Investigating the microbial basis of early childhood caries via integrative analysis of metagenomics metatranscriptomics and metabolomics

The increasing availability and scale of omics data have revolutionized our ability to understand complex biological processes underlying health and disease. Such biologically informed insights are aligned with the notion of precision medicine and have the potential to improve diagnoses, prevention, and treatment. In the oral health domain,

multiple omics data layers (e.g., genomics, metagenomics, transcriptomics, metabolomics), intended to capture aspects of otherwise unobservable biology, are increasingly being collected in oral health studies. However, methods for powerful and informative integration of information gained from these multiple data layers remains

elusive. The focus of this proposal, early childhood caries (ECC), is the most common non-communicable childhood disease. ECC is defined as dental decay in children under the age of 6. It remains a clinical and dental public health problem and confers substantial and multi-level human and economic impacts. The advent of precision oral

health care, based upon a new, microbially-informed understanding of ECC, is expected to shed light onto mechanistic aspects of the disease processes and reveal new ways to prevent it. We propose to develop new statistical methods and machine learning (ML) strategies that handle high dimensionality and excess zeros in comprehensive

integrative analyses of metagenomics (MTG), metatranscriptomics (MTX), and metabolomics (MTB) and apply them to characterize the ECC-related supragingival biofilm dysbioses, biochemical activities, and their interactions in a community-based sample of 300 preschool-age children, enrolled in a large-scale investigation of early

childhood oral health in North Carolina.

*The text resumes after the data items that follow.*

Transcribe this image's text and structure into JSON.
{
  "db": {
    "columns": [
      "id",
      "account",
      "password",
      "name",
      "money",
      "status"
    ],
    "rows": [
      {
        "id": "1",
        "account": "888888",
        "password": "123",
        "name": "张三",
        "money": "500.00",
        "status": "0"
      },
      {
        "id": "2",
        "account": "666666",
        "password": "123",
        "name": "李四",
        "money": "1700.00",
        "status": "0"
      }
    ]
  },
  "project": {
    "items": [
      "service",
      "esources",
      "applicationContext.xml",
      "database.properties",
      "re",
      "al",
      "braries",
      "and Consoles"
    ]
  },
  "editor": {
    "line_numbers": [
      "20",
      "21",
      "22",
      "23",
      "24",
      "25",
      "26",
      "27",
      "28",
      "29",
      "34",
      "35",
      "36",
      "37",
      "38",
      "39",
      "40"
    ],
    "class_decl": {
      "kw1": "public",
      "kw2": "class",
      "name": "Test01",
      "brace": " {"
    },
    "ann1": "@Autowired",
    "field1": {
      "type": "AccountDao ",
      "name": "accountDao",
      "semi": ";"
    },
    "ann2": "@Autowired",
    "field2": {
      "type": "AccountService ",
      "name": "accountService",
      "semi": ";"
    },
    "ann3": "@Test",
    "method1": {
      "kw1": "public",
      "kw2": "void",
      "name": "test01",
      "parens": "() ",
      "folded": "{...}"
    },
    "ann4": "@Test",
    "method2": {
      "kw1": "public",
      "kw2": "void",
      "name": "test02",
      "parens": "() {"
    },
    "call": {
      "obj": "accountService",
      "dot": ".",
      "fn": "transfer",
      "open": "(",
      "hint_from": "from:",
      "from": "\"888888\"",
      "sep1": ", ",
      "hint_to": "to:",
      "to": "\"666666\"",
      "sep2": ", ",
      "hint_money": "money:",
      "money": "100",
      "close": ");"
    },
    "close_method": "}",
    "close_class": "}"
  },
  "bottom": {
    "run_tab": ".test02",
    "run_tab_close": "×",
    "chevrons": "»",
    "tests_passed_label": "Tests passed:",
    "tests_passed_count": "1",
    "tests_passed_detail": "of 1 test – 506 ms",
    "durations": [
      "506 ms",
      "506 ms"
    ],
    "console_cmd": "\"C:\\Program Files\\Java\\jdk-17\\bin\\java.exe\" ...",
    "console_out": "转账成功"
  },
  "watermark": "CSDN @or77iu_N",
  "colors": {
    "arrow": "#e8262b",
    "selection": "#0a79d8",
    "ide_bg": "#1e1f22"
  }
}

We propose to develop statistical methods to jointly identify regulatory modules across MTG, MTX, and MTB associated with ECC. Furthermore, we seek to develop interpretable machine learning approaches to predict binary (e.g., case status) or quantitative ECC experience (e.g., dmfs index) using MTG,

MTX, and/or MTB. We anticipate that our study will provide novel insights into the microbial basis of ECC, identify microbial and biochemical disease biomarkers, highlight potential targets for prevention and treatment, and establish a powerful research platform that can be extended to characterize other microbiome-related diseases.